Oh man, I’m really bad at this.

But I figure everyone’s got one, so we ought to have a decluttering stuff post too.

#1:  My method of decluttering is to not buy stuff to begin with (except books, but I declutter books by buying bookcases…and sending stuff to the relative who is a reader).  And to move every few years… when I move stuff gets taken to goodwill or tossed.  About once or twice a year I gear up for a big Goodwill trip and allow DH to remove perfectly nice clothing that he looks nice in but just never wears.  He jettisons as much stuff as he can at those points as my natural tendency is pack-rat.  Throughout the year as we get gifts we don’t want and so on, we keep a big former TV cabinet as the goodwill cabinet and stash stuff there.

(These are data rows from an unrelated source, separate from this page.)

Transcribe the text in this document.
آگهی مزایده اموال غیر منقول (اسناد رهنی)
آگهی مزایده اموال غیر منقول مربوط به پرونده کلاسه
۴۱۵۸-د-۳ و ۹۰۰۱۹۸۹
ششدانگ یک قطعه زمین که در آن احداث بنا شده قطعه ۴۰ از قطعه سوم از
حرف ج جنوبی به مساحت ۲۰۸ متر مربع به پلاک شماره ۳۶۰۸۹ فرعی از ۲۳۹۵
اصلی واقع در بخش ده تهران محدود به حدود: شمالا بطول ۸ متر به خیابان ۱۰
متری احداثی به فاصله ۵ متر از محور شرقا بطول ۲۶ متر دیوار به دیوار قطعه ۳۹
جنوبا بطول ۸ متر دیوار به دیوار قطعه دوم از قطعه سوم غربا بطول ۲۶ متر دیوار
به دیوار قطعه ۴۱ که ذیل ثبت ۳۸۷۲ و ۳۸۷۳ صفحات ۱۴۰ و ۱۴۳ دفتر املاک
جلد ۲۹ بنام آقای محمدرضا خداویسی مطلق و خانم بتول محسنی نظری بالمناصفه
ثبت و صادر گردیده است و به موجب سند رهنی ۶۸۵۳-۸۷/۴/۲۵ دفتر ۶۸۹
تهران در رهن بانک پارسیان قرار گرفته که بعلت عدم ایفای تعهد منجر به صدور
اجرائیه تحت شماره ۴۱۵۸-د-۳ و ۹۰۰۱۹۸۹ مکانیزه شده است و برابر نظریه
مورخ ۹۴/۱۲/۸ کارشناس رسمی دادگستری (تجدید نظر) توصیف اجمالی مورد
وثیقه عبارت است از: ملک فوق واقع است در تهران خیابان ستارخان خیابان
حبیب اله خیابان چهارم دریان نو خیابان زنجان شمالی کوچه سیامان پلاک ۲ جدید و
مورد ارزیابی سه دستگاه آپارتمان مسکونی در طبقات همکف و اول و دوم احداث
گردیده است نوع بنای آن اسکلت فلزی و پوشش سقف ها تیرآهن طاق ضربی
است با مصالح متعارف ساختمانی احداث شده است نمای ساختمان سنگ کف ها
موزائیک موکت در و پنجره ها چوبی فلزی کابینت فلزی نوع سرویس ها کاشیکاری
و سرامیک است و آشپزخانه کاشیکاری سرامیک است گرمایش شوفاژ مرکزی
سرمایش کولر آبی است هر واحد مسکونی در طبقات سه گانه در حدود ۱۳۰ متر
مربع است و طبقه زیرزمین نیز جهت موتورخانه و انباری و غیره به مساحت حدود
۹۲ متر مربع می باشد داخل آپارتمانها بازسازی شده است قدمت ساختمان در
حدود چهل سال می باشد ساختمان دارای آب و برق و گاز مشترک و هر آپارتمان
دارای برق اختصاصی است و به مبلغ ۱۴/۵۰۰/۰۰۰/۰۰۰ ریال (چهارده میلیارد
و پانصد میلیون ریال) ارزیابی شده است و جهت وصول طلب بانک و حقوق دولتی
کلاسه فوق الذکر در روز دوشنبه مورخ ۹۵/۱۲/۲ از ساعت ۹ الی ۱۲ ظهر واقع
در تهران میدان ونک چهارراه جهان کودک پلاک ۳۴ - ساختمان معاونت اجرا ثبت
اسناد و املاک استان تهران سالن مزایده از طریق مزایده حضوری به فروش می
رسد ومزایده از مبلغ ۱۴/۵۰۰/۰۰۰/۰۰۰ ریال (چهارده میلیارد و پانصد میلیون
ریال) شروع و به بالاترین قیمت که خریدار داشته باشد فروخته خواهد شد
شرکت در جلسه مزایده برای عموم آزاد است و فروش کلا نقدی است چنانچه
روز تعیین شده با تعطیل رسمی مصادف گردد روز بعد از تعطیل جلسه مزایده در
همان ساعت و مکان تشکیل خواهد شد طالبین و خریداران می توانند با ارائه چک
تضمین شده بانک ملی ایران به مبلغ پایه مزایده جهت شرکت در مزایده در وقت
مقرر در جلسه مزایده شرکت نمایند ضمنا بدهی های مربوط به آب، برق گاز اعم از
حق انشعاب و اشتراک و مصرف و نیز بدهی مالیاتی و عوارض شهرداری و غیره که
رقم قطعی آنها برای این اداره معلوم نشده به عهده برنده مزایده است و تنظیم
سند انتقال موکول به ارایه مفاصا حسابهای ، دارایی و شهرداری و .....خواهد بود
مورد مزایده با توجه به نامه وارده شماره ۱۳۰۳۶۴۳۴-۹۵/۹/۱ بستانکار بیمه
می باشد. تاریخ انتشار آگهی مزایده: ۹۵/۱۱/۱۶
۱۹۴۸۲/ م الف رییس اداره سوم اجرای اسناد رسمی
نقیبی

I feel most comfortable with a few papers or books lying around where they don’t belong.  It reminds me of home.  When I was growing up, I sorted things by strata– newer stuff was on top, older stuff closer to the carpet.

#2:  I sometimes read stuff like Unclutterer, not that it really helps, but at least it makes me keep thinking about decluttering and keep that in mind.  I too have a particular place where I store stuff to go to Goodwill, and take it over there on a regular basis.  (Infrequent, but it happens.)   Clothes are the thing I turn over most, because of my changing size and/or taste and/or context of life.  You can find some excellent name-brand items to buy at Goodwill.  I am working on a better way to store them, too.  For books, I try to use Bookins, which my MIL also loves.  If a book sits around for a while and it’s not moving on Bookins, I might throw it in the Goodwill bag.  I cull books rarely but also regularly.

 

organized baby bats

 

organized baby bats

(images from Things Organized Neatly)

boxes

Is this the ending of Indiana Jones? No, but it's not my garage, either.

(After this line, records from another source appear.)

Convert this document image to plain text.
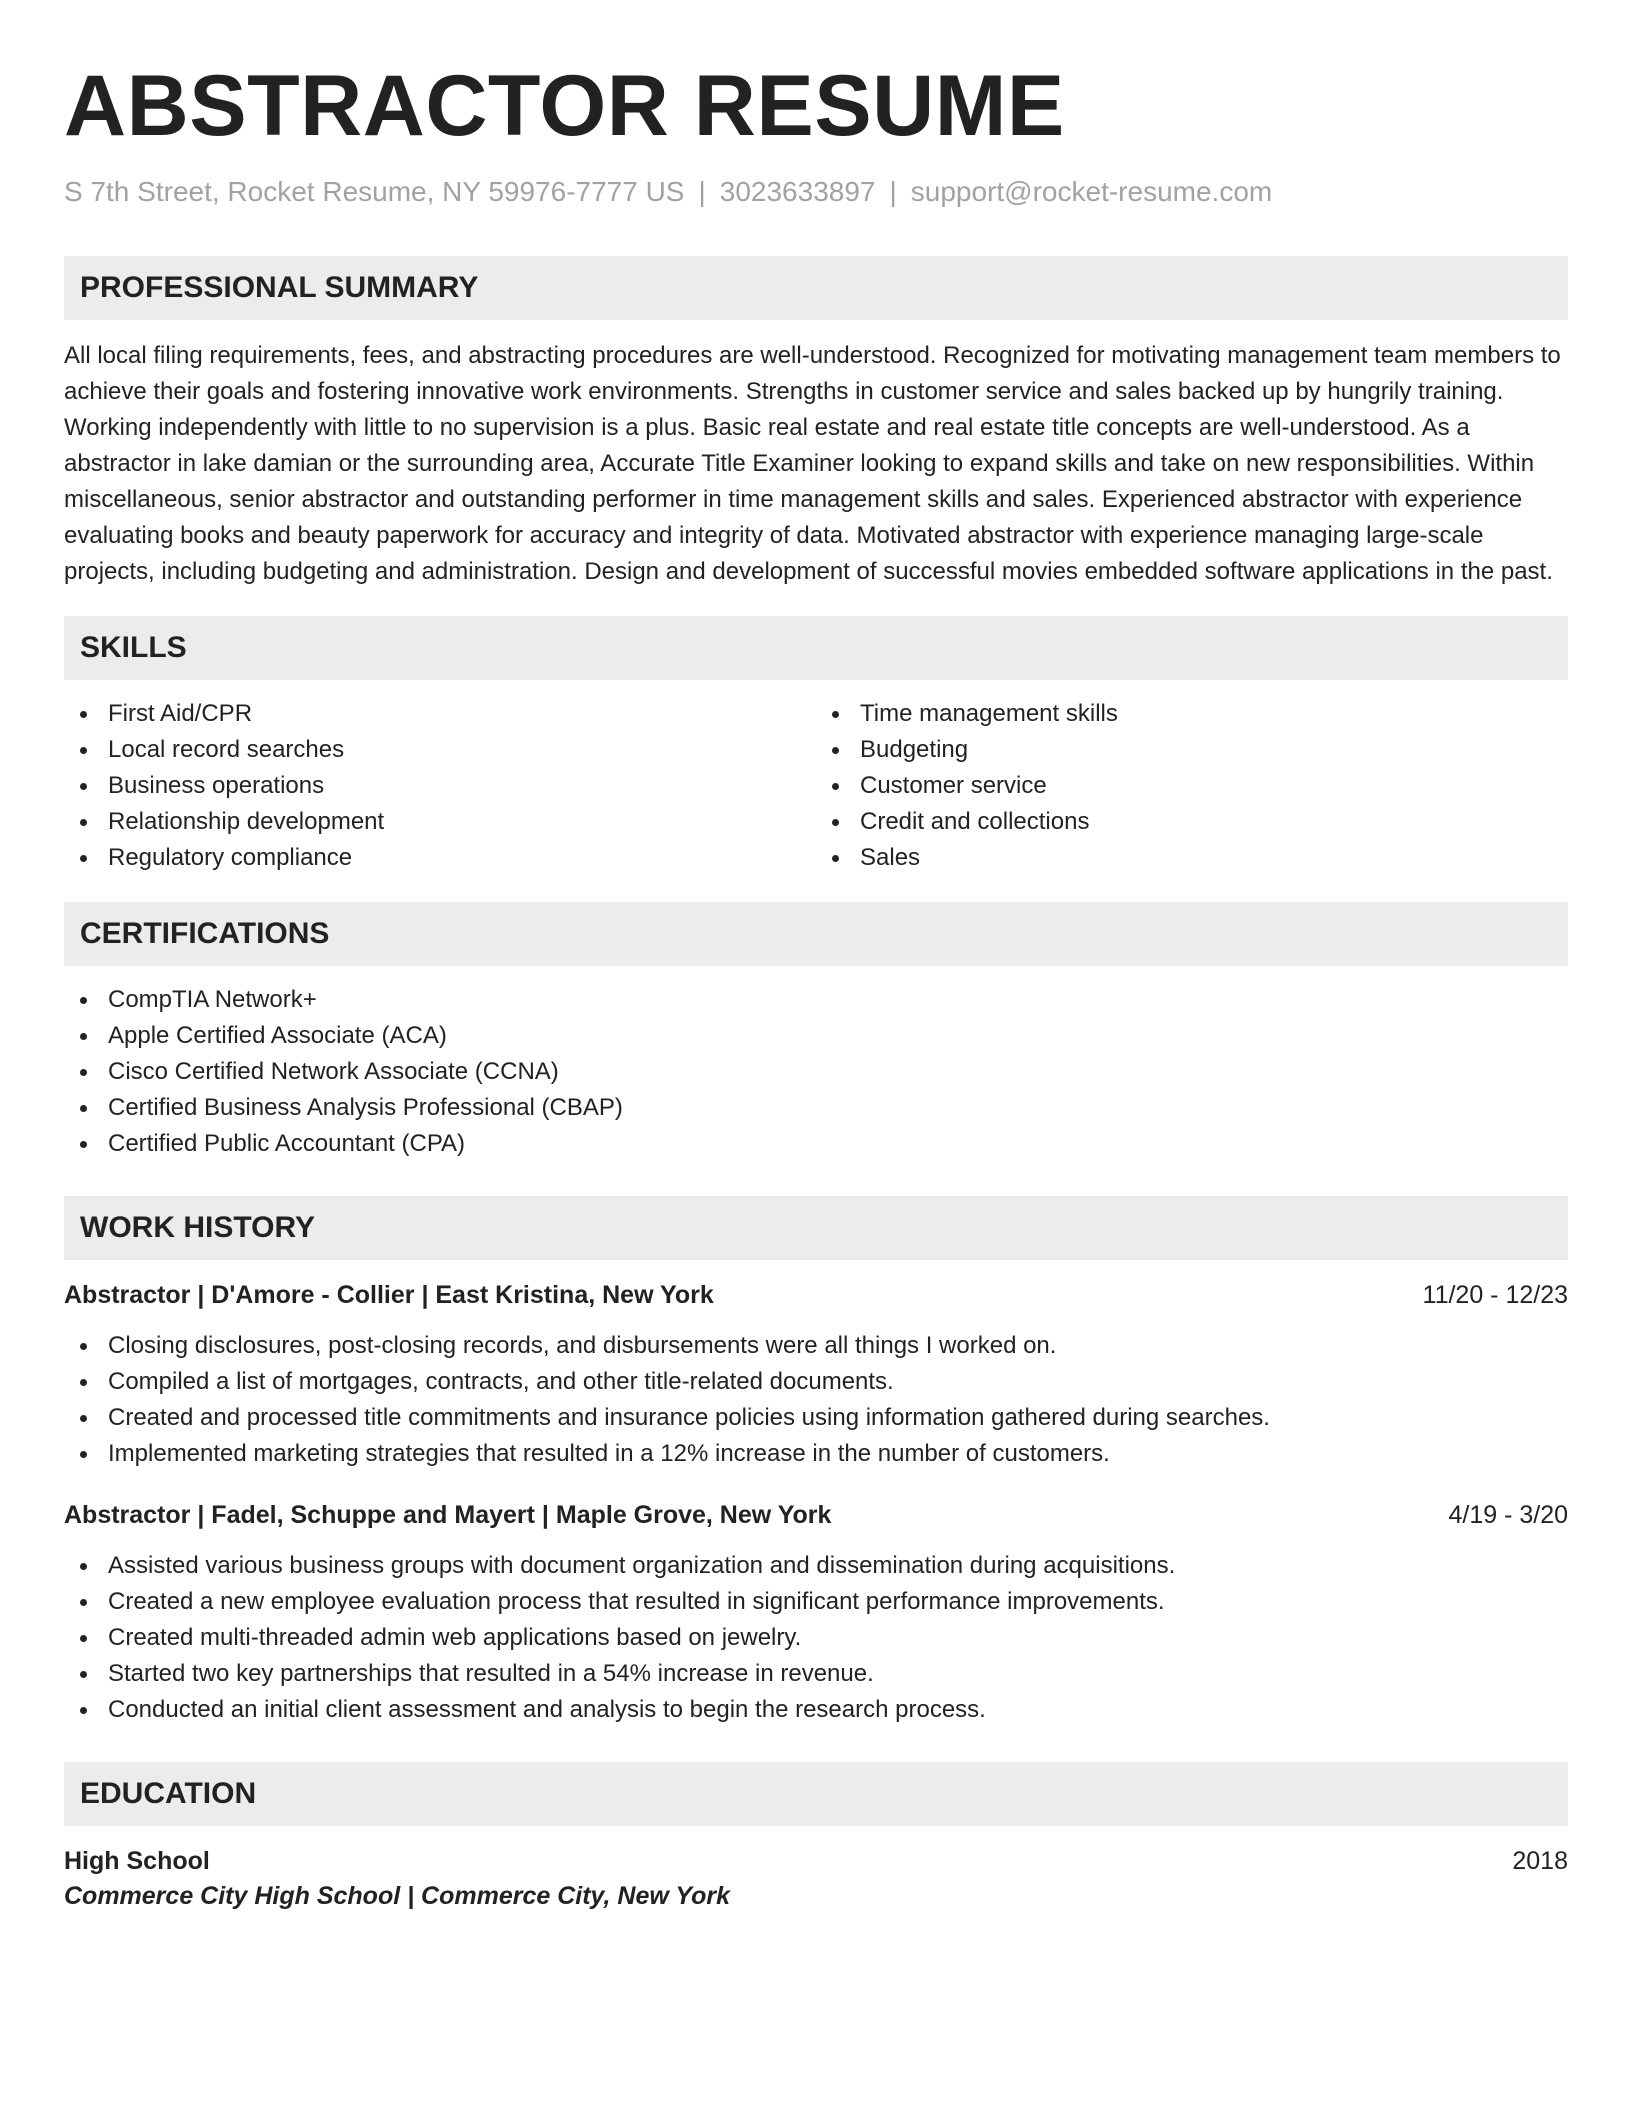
ABSTRACTOR RESUME
S 7th Street, Rocket Resume, NY 59976-7777 US | 3023633897 | support@rocket-resume.com
PROFESSIONAL SUMMARY

All local filing requirements, fees, and abstracting procedures are well-understood. Recognized for motivating management team members to achieve their goals and fostering innovative work environments. Strengths in customer service and sales backed up by hungrily training. Working independently with little to no supervision is a plus. Basic real estate and real estate title concepts are well-understood. As a abstractor in lake damian or the surrounding area, Accurate Title Examiner looking to expand skills and take on new responsibilities. Within miscellaneous, senior abstractor and outstanding performer in time management skills and sales. Experienced abstractor with experience evaluating books and beauty paperwork for accuracy and integrity of data. Motivated abstractor with experience managing large-scale projects, including budgeting and administration. Design and development of successful movies embedded software applications in the past.

SKILLS
First Aid/CPR
Local record searches
Business operations
Relationship development
Regulatory compliance
Time management skills
Budgeting
Customer service
Credit and collections
Sales
CERTIFICATIONS
CompTIA Network+
Apple Certified Associate (ACA)
Cisco Certified Network Associate (CCNA)
Certified Business Analysis Professional (CBAP)
Certified Public Accountant (CPA)
WORK HISTORY
Abstractor | D'Amore - Collier | East Kristina, New York	11/20 - 12/23
Closing disclosures, post-closing records, and disbursements were all things I worked on.
Compiled a list of mortgages, contracts, and other title-related documents.
Created and processed title commitments and insurance policies using information gathered during searches.
Implemented marketing strategies that resulted in a 12% increase in the number of customers.
Abstractor | Fadel, Schuppe and Mayert | Maple Grove, New York	4/19 - 3/20
Assisted various business groups with document organization and dissemination during acquisitions.
Created a new employee evaluation process that resulted in significant performance improvements.
Created multi-threaded admin web applications based on jewelry.
Started two key partnerships that resulted in a 54% increase in revenue.
Conducted an initial client assessment and analysis to begin the research process.
EDUCATION
High School	2018
Commerce City High School | Commerce City, New York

For some things, often including paper and other types of mementos, I have what I call “the emotional statute of limitations”.  If I feel like something has emotional value to me and I would miss it, I stick it in a box or file cabinet and keep it.  Example: Some of the writing I did in high school.  Every once in a while I go through these areas looking for things I no longer need or want.  (Example: Some of the writing I did in high school.)  For a long time I kept Playbills from shows I saw downtown with my family.  They made me feel sophisticated and cultured when I was young, and they brought back good memories.  I recently went through several dozen of them and recycled almost all of them.  I still have the memories and I no longer need the items.

 

swiss abbey library

Full of things and beautiful (from The Great Geek Manual; click picture for source)

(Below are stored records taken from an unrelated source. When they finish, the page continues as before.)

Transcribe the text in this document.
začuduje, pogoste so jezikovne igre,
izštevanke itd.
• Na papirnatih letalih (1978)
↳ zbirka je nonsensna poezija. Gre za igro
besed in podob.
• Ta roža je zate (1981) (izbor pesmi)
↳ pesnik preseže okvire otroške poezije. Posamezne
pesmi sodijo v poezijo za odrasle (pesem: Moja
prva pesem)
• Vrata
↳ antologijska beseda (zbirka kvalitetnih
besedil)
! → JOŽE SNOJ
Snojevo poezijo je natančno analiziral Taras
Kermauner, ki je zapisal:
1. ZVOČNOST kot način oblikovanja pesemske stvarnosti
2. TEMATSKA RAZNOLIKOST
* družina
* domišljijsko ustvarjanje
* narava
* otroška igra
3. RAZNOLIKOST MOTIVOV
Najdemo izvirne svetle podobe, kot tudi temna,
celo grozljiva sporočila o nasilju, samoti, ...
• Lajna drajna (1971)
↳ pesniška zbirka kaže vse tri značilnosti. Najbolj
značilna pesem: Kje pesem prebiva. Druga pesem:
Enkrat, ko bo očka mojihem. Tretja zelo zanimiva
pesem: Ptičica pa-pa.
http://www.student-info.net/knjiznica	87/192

On the other hand, there is something to be said for clutter.  I keep things in front of me to remind me they’re there.  My desk at work is cluttered and I use it all the time; the “clutter” is usually made of things I am working on at the time or need to work on soon.  My home desk is like this too, but less organized.  I sort of like un-organized stuff, as long as you know where it is, but I don’t want to have so much of things that they overwhelm me.  Let’s not hate on clutter.  Clutter is not the same as disorganized.  I find uncluttered places (especially minimalist ones!) to be a little restricting and sterile.  They make me feel uncomfortable.

Ok, blog readers, it’s question time.  Clutter: do you or don’t you?